Palantir-Foundry - Use 'context' in a python transform fails


I would like to compare data coming from a fusion sheet with data integrated in an object type; while users are able to update and create data in Object Explorer, I need to compare with the writeback dataset's data.

The writeback dataset can't be an input in a transform where the output is the related backing dataset: it raises a circular dependency error.
So I tried to read the writeback dataset from the context, using something like this:

@transform(
    my_fusion=Input("fusion_dataset_path"),
    my_output=Output("backing_dataset_path")
)
def my_compute_function(my_input, my_output, ctx):
    my_writeback = ctx._foundry.input("write_back_dataset_path", branch="master")
    my_df = ... # All controls come here
    my_output.write_dataframe(my_df) 

The problem is that it's not accepted because of an error:

ValueError: Could not find resource with path write_back_dataset_path

I do not understand why it fails in this case, while I already used this kind of syntax for other transforms.
Thanks in advance for your help.


Solution

  • After several searches and attempts, I went to the conclusion that this is just NOT possible.
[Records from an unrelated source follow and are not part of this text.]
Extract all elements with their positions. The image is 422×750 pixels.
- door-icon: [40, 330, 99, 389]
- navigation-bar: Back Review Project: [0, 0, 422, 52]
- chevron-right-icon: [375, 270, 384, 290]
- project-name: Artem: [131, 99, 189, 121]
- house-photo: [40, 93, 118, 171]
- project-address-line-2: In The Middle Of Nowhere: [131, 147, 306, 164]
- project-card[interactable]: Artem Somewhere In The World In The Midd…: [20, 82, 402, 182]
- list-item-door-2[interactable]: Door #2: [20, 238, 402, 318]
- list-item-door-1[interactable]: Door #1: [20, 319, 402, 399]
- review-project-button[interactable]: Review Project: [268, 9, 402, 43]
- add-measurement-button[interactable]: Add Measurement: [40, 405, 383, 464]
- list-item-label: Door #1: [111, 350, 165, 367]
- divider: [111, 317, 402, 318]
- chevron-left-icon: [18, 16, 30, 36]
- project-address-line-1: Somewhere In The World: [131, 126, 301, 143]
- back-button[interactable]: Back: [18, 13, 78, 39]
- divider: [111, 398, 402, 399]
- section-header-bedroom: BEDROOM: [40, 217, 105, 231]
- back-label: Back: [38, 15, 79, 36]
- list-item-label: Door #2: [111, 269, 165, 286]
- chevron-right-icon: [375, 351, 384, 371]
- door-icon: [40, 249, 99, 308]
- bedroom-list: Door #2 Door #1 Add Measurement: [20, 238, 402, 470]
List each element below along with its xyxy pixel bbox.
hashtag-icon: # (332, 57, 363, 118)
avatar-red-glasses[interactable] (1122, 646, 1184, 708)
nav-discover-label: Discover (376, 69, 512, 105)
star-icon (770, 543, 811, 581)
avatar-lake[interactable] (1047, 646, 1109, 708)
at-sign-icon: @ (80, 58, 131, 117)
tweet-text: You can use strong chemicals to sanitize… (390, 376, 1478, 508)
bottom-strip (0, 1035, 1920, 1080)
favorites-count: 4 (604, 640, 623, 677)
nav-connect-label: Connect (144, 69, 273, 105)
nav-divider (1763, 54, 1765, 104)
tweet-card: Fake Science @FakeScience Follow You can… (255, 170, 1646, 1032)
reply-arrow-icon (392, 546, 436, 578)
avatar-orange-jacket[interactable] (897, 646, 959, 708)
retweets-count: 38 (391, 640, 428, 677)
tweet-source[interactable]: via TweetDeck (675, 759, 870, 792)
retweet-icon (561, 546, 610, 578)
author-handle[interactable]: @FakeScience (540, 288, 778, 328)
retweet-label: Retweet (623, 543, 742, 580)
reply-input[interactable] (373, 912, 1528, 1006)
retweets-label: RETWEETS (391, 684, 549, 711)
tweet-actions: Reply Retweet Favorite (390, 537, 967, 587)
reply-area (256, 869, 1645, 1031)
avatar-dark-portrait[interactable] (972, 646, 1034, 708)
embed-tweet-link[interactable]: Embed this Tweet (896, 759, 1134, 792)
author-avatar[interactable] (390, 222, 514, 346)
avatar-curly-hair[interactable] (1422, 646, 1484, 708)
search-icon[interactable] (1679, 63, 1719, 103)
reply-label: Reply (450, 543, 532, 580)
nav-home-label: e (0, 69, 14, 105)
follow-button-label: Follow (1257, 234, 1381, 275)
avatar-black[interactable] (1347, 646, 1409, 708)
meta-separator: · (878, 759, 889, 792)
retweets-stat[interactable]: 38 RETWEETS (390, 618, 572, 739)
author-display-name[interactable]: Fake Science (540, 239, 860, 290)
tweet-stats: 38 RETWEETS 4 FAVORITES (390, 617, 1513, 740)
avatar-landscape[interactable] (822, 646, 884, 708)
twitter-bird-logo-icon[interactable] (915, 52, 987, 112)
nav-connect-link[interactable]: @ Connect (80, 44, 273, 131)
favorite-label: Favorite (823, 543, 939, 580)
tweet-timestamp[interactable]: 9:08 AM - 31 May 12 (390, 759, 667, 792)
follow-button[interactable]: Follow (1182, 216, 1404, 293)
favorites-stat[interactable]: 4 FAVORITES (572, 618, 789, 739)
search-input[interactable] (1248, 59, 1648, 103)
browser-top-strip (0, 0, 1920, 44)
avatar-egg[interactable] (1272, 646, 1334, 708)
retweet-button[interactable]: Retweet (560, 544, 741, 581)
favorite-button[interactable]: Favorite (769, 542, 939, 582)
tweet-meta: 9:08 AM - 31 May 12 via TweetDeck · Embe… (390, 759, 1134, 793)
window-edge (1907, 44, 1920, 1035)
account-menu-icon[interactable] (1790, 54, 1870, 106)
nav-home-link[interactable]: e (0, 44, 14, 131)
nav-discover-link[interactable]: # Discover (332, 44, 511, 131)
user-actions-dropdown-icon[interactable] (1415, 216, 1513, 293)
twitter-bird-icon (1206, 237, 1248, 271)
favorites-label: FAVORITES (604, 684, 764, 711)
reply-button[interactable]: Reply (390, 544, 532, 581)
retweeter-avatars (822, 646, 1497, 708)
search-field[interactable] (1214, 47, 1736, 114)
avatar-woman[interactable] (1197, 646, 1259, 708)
    There are 2 ways to involve a dataset in a transform: either declare it as input or output, or open it as part of the context. Neither option is allowed:

    • A writeback dataset cannot be used as an input if it's related backing dataset is the output, it raises a circular dependency error. And this is checked at repository level, which means you can't use intermediate datasets. In this case, setting it as an output does not make sens
    • A writeback dataset is not part of a repository context, because the repository is not the owner: a writeback is managed by Ontology process, Ontology is 'responsible' for building it.

    I finally found a workaround for my problem: the validation process is run twice: a first time it leads to a 'technical' dataset that the user do not see, where all updates are applied. Then a second time to build the output dataset, that the user sees. He applies changes on it and they are replicated on the first one, to allow this second validation process to run again and validated the edited data. All of this is based on action types and Workshop for the user interface.